The fact is that there are two ways of cutting the deficit. The Chancellor’s way involves weaker growth, which means lower tax receipts and higher benefit spending. Dragging down aggregate demand—a crucial factor—pulls down growth another notch, and the whole downward spiral starts again. There is a real risk of that happening, because only 6% of the benefit cuts have taken effect; 94% are still to come. Indeed, that is exactly what happened when the ridiculous experiment with expansionary fiscal contraction was tried, twice, during the past 100 years of this country’s history. The Geddes Axe in 1923 and the May Committee in 1931 stifled growth, made unemployment rocket and stalled recovery all the way to the second world war.

The alternative is a jobs and growth strategy, which many Labour Members are continually emphasising. Such a strategy would put the unemployed directly back to work, reduce benefit spending and have a direct impact on growth in a way that quantitative easing and credit easing will never do. The only argument that the Chancellor has used against that proposal is that the bond markets would never stand for a rise in expenditure that increased the deficit.

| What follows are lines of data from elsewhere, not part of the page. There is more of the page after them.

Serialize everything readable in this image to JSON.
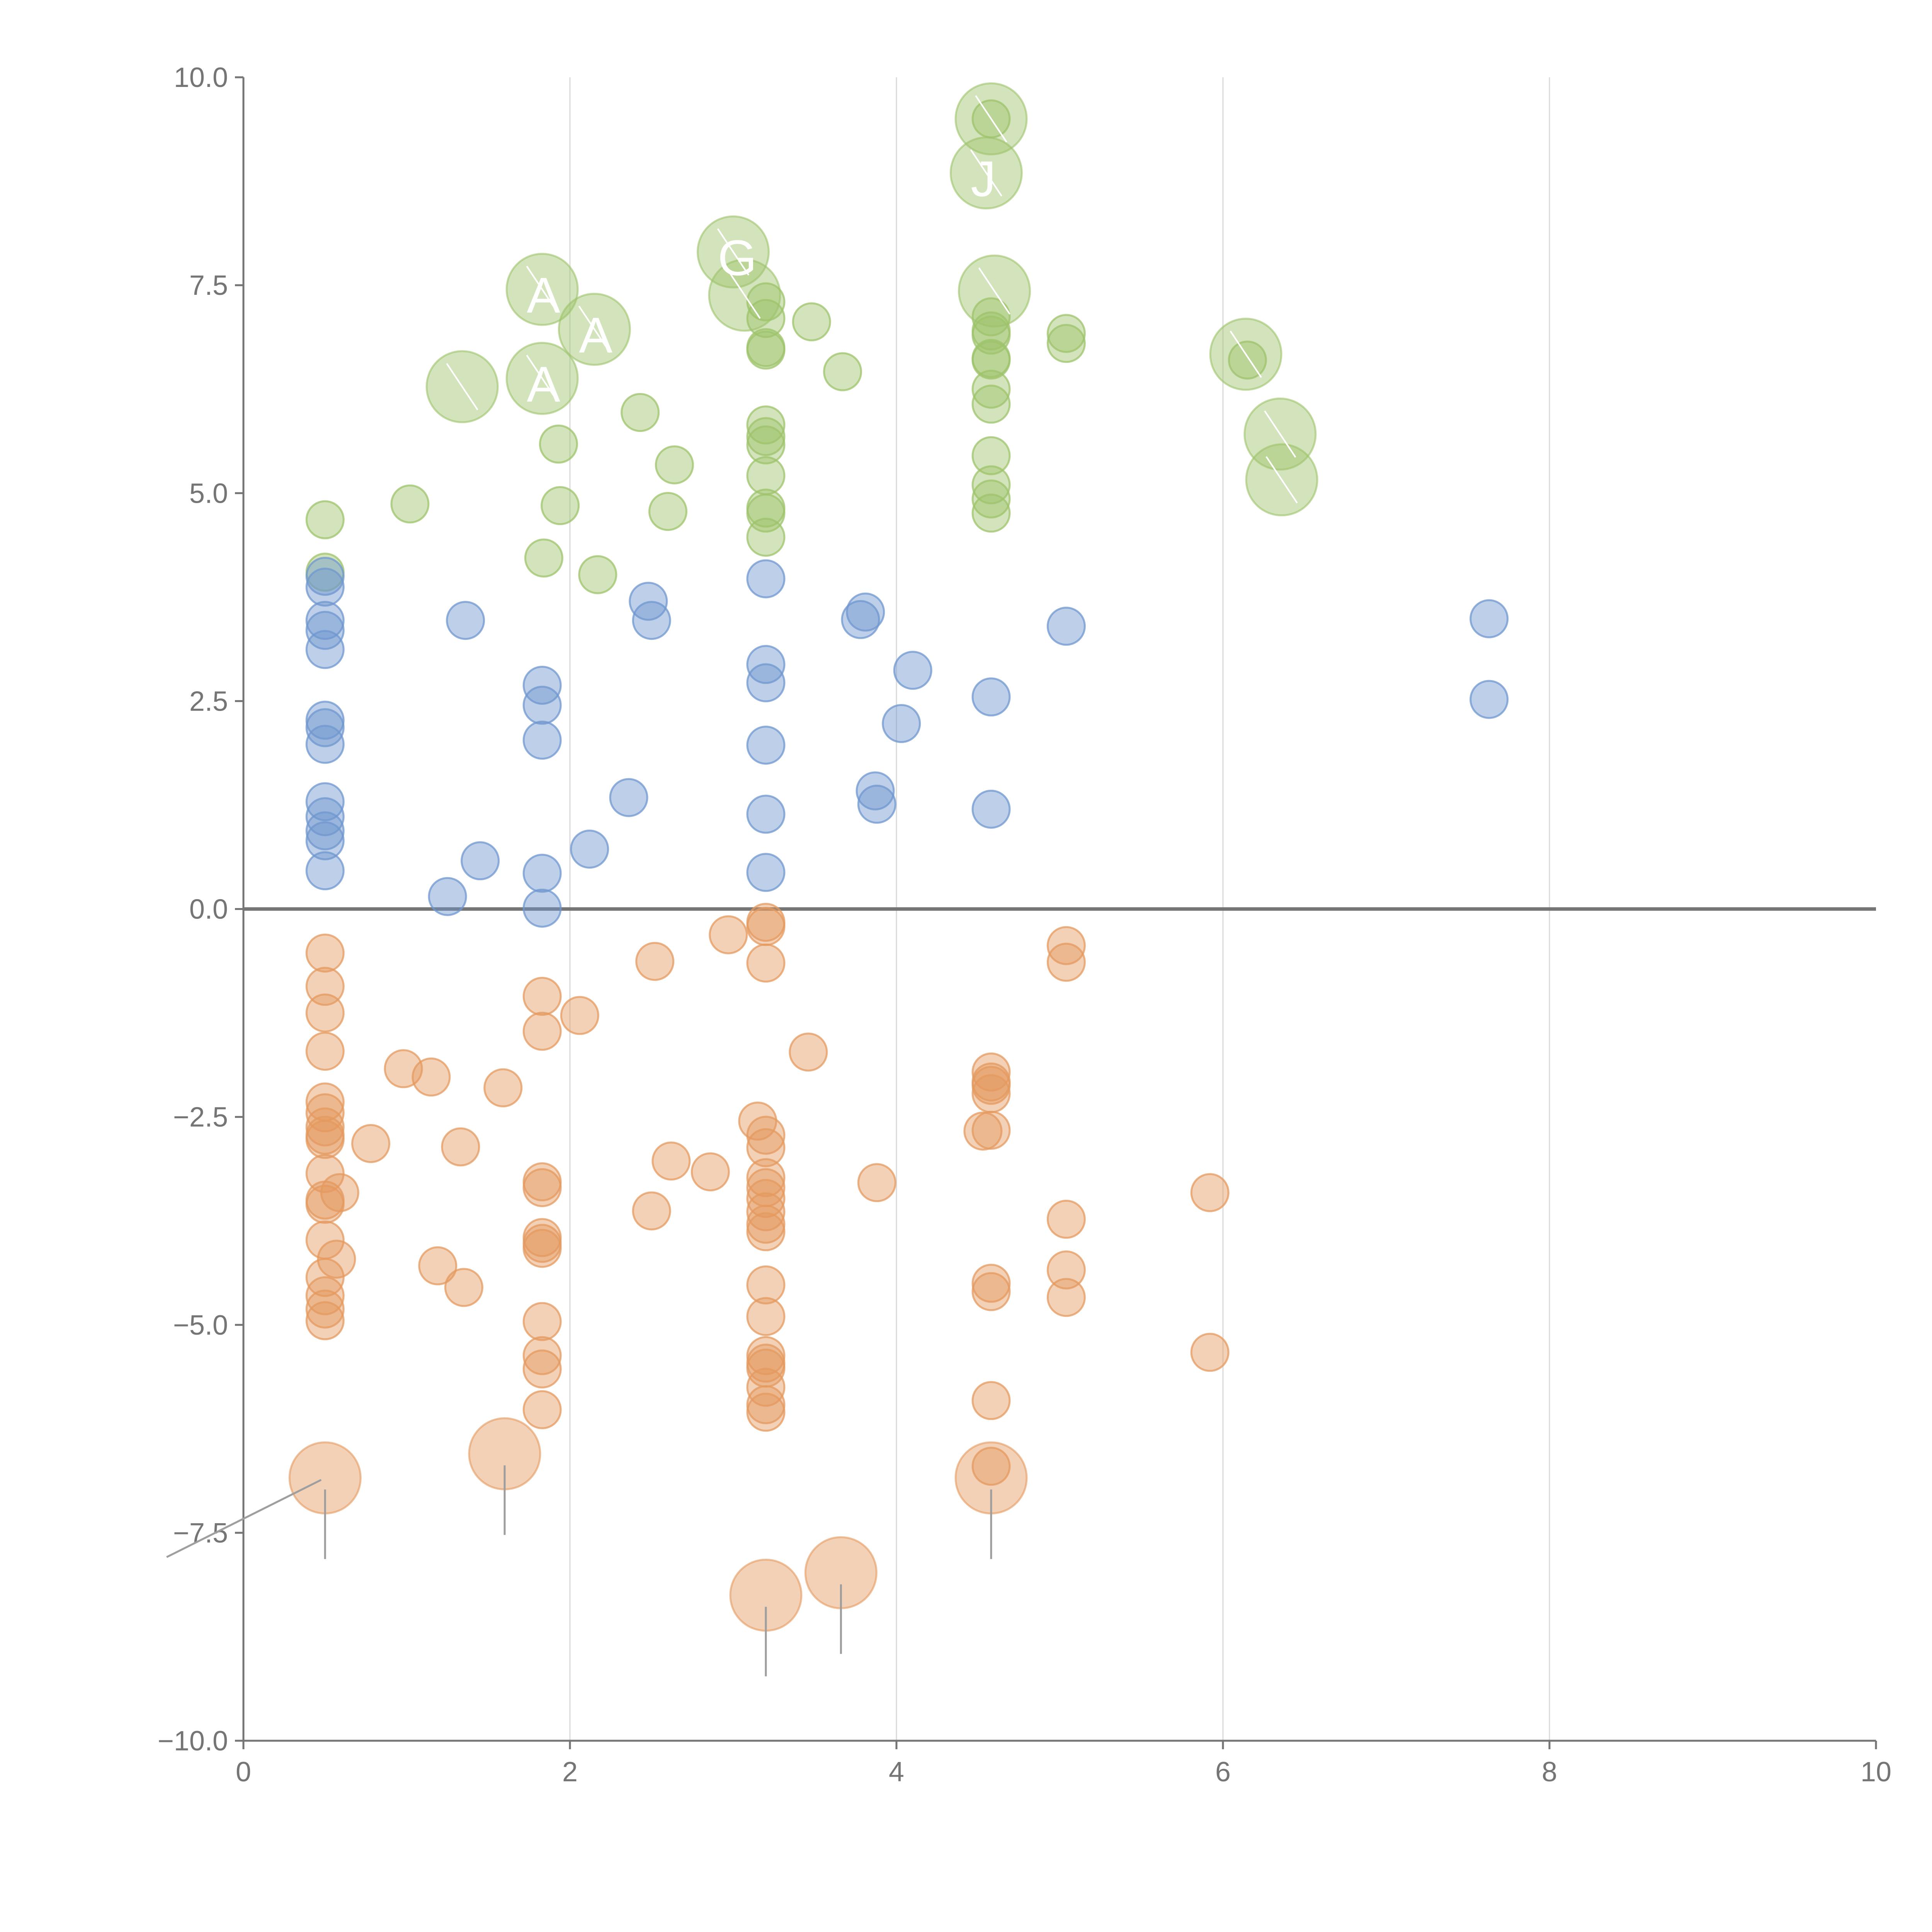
{
  "chart_data": {
    "type": "scatter",
    "title": "",
    "xlabel": "",
    "ylabel": "",
    "xlim": [
      0,
      10
    ],
    "ylim": [
      -10,
      10
    ],
    "x_ticks": [
      "0",
      "2",
      "4",
      "6",
      "8",
      "10"
    ],
    "y_ticks": [
      "10.0",
      "7.5",
      "5.0",
      "2.5",
      "0.0",
      "−2.5",
      "−5.0",
      "−7.5",
      "−10.0"
    ],
    "grid": "vertical",
    "zero_line": 0,
    "colors": {
      "green": "#9dc36b",
      "blue": "#6f97cf",
      "orange": "#e49a5f",
      "axis": "#757575",
      "grid": "#d9d9d9"
    },
    "series": [
      {
        "name": "green",
        "color": "#9dc36b",
        "points": [
          [
            0.5,
            4.68
          ],
          [
            0.5,
            4.05
          ],
          [
            1.02,
            4.87
          ],
          [
            1.84,
            4.22
          ],
          [
            1.93,
            5.59
          ],
          [
            1.94,
            4.85
          ],
          [
            2.17,
            4.02
          ],
          [
            2.43,
            5.97
          ],
          [
            2.6,
            4.78
          ],
          [
            2.64,
            5.34
          ],
          [
            3.2,
            7.3
          ],
          [
            3.2,
            7.1
          ],
          [
            3.2,
            6.75
          ],
          [
            3.2,
            6.72
          ],
          [
            3.2,
            5.82
          ],
          [
            3.2,
            5.68
          ],
          [
            3.2,
            5.58
          ],
          [
            3.2,
            5.21
          ],
          [
            3.2,
            4.82
          ],
          [
            3.2,
            4.76
          ],
          [
            3.2,
            4.47
          ],
          [
            3.48,
            7.06
          ],
          [
            3.67,
            6.46
          ],
          [
            4.58,
            9.5
          ],
          [
            4.58,
            7.12
          ],
          [
            4.58,
            6.95
          ],
          [
            4.58,
            6.9
          ],
          [
            4.58,
            6.62
          ],
          [
            4.58,
            6.6
          ],
          [
            4.58,
            6.25
          ],
          [
            4.58,
            6.07
          ],
          [
            4.58,
            5.45
          ],
          [
            4.58,
            5.1
          ],
          [
            4.58,
            4.93
          ],
          [
            4.58,
            4.76
          ],
          [
            5.04,
            6.92
          ],
          [
            5.04,
            6.8
          ],
          [
            6.15,
            6.6
          ]
        ],
        "big": [
          {
            "x": 1.83,
            "y": 7.45,
            "label": "A"
          },
          {
            "x": 2.15,
            "y": 6.97,
            "label": "A"
          },
          {
            "x": 1.34,
            "y": 6.28,
            "label": ""
          },
          {
            "x": 1.83,
            "y": 6.38,
            "label": "A"
          },
          {
            "x": 3.0,
            "y": 7.9,
            "label": "G"
          },
          {
            "x": 3.07,
            "y": 7.38,
            "label": ""
          },
          {
            "x": 4.58,
            "y": 9.5,
            "label": ""
          },
          {
            "x": 4.55,
            "y": 8.85,
            "label": "J"
          },
          {
            "x": 4.6,
            "y": 7.43,
            "label": ""
          },
          {
            "x": 6.14,
            "y": 6.67,
            "label": ""
          },
          {
            "x": 6.35,
            "y": 5.71,
            "label": ""
          },
          {
            "x": 6.36,
            "y": 5.16,
            "label": ""
          }
        ]
      },
      {
        "name": "blue",
        "color": "#6f97cf",
        "points": [
          [
            0.5,
            4.0
          ],
          [
            0.5,
            3.87
          ],
          [
            0.5,
            3.47
          ],
          [
            0.5,
            3.35
          ],
          [
            0.5,
            3.12
          ],
          [
            0.5,
            2.27
          ],
          [
            0.5,
            2.18
          ],
          [
            0.5,
            1.98
          ],
          [
            0.5,
            1.29
          ],
          [
            0.5,
            1.11
          ],
          [
            0.5,
            0.94
          ],
          [
            0.5,
            0.82
          ],
          [
            0.5,
            0.46
          ],
          [
            1.25,
            0.15
          ],
          [
            1.36,
            3.47
          ],
          [
            1.45,
            0.58
          ],
          [
            1.83,
            2.69
          ],
          [
            1.83,
            2.45
          ],
          [
            1.83,
            2.03
          ],
          [
            1.83,
            0.43
          ],
          [
            1.83,
            0.01
          ],
          [
            2.12,
            0.72
          ],
          [
            2.36,
            1.34
          ],
          [
            2.48,
            3.7
          ],
          [
            2.5,
            3.47
          ],
          [
            3.2,
            3.97
          ],
          [
            3.2,
            2.94
          ],
          [
            3.2,
            2.72
          ],
          [
            3.2,
            1.97
          ],
          [
            3.2,
            1.14
          ],
          [
            3.2,
            0.44
          ],
          [
            3.78,
            3.48
          ],
          [
            3.81,
            3.57
          ],
          [
            3.87,
            1.42
          ],
          [
            3.88,
            1.26
          ],
          [
            4.03,
            2.23
          ],
          [
            4.1,
            2.87
          ],
          [
            4.58,
            2.55
          ],
          [
            4.58,
            1.2
          ],
          [
            5.04,
            3.4
          ],
          [
            7.63,
            3.49
          ],
          [
            7.63,
            2.52
          ]
        ],
        "big": []
      },
      {
        "name": "orange",
        "color": "#e49a5f",
        "points": [
          [
            0.5,
            -0.53
          ],
          [
            0.5,
            -0.93
          ],
          [
            0.5,
            -1.25
          ],
          [
            0.5,
            -1.71
          ],
          [
            0.5,
            -2.32
          ],
          [
            0.5,
            -2.45
          ],
          [
            0.5,
            -2.62
          ],
          [
            0.5,
            -2.72
          ],
          [
            0.5,
            -2.77
          ],
          [
            0.5,
            -3.18
          ],
          [
            0.5,
            -3.5
          ],
          [
            0.5,
            -3.55
          ],
          [
            0.5,
            -3.98
          ],
          [
            0.5,
            -4.43
          ],
          [
            0.5,
            -4.65
          ],
          [
            0.5,
            -4.81
          ],
          [
            0.5,
            -4.95
          ],
          [
            0.57,
            -4.21
          ],
          [
            0.59,
            -3.41
          ],
          [
            0.78,
            -2.82
          ],
          [
            0.98,
            -1.92
          ],
          [
            1.15,
            -2.02
          ],
          [
            1.19,
            -4.29
          ],
          [
            1.35,
            -4.55
          ],
          [
            1.33,
            -2.86
          ],
          [
            1.59,
            -2.15
          ],
          [
            1.83,
            -1.05
          ],
          [
            1.83,
            -1.47
          ],
          [
            1.83,
            -3.28
          ],
          [
            1.83,
            -3.35
          ],
          [
            1.83,
            -3.95
          ],
          [
            1.83,
            -4.02
          ],
          [
            1.83,
            -4.08
          ],
          [
            1.83,
            -4.96
          ],
          [
            1.83,
            -5.37
          ],
          [
            1.83,
            -5.53
          ],
          [
            1.83,
            -6.02
          ],
          [
            2.06,
            -1.28
          ],
          [
            2.5,
            -3.63
          ],
          [
            2.52,
            -0.63
          ],
          [
            2.62,
            -3.03
          ],
          [
            2.86,
            -3.16
          ],
          [
            2.97,
            -0.31
          ],
          [
            3.15,
            -2.55
          ],
          [
            3.2,
            -0.16
          ],
          [
            3.2,
            -0.21
          ],
          [
            3.2,
            -0.65
          ],
          [
            3.2,
            -2.72
          ],
          [
            3.2,
            -2.87
          ],
          [
            3.2,
            -3.23
          ],
          [
            3.2,
            -3.35
          ],
          [
            3.2,
            -3.48
          ],
          [
            3.2,
            -3.64
          ],
          [
            3.2,
            -3.79
          ],
          [
            3.2,
            -3.88
          ],
          [
            3.2,
            -4.52
          ],
          [
            3.2,
            -4.9
          ],
          [
            3.2,
            -5.37
          ],
          [
            3.2,
            -5.46
          ],
          [
            3.2,
            -5.52
          ],
          [
            3.2,
            -5.75
          ],
          [
            3.2,
            -5.96
          ],
          [
            3.2,
            -6.05
          ],
          [
            3.46,
            -1.72
          ],
          [
            3.88,
            -3.29
          ],
          [
            4.53,
            -2.67
          ],
          [
            4.58,
            -1.96
          ],
          [
            4.58,
            -2.08
          ],
          [
            4.58,
            -2.12
          ],
          [
            4.58,
            -2.22
          ],
          [
            4.58,
            -2.66
          ],
          [
            4.58,
            -4.5
          ],
          [
            4.58,
            -4.6
          ],
          [
            4.58,
            -5.91
          ],
          [
            4.58,
            -6.7
          ],
          [
            5.04,
            -0.44
          ],
          [
            5.04,
            -0.64
          ],
          [
            5.04,
            -3.73
          ],
          [
            5.04,
            -4.34
          ],
          [
            5.04,
            -4.67
          ],
          [
            5.92,
            -3.41
          ],
          [
            5.92,
            -5.33
          ]
        ],
        "big": [
          {
            "x": 0.5,
            "y": -6.84,
            "label": ""
          },
          {
            "x": 1.6,
            "y": -6.55,
            "label": ""
          },
          {
            "x": 4.58,
            "y": -6.84,
            "label": ""
          },
          {
            "x": 3.2,
            "y": -8.25,
            "label": ""
          },
          {
            "x": 3.66,
            "y": -7.98,
            "label": ""
          }
        ]
      }
    ]
  }
}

In this Budget, however, it is simply not fiscally neutral to give away £3 billion to the super-rich, when there is not a shred of evidence to support the Treasury myth that tax avoiders will meekly come flooding back home from Bermuda and Monaco to pay their taxes because of a 5p cut. The Chancellor has chosen to give away another £1.5 billion to big business through the 2% cut in corporation tax, although the businesses are already sitting on an unprecedented stash of £700 billion. That equates to half of Britain’s GDP, which they are not spending. Why? Because there is no growth, and no demand in the economy. That £4.5 billion that the Chancellor has wasted on his super-rich friends and businesses could have been used instead, without any disturbance to the bond markets, to generate 250,000 jobs. That could have begun to mark the beginning of the turnaround of the British economy, which everyone, including the City, is now desperate to achieve.

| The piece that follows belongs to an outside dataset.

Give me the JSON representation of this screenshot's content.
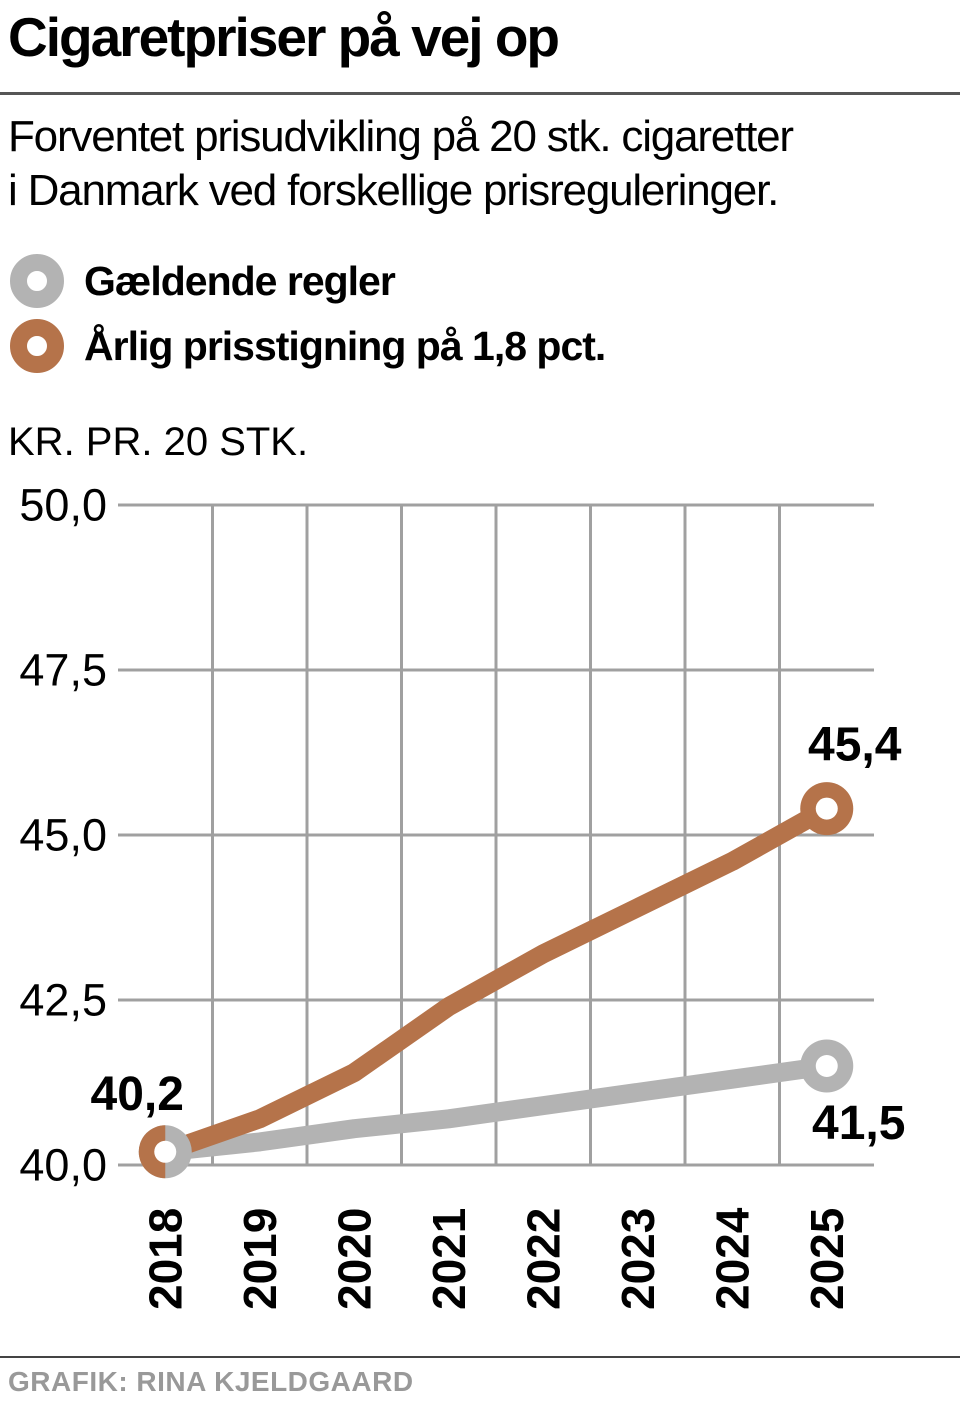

I want to say one last thing about fairness. Before the election the current Chancellor said that he would not dream of cutting the 50p rate of tax if he expected people to accept a pay freeze in order to protect their jobs, but after the election the façade was dropped. It is not just the common or garden rich earning merely £3,000 a week who will be getting it; it goes right the way up to Bob Diamond on £300,000 a week.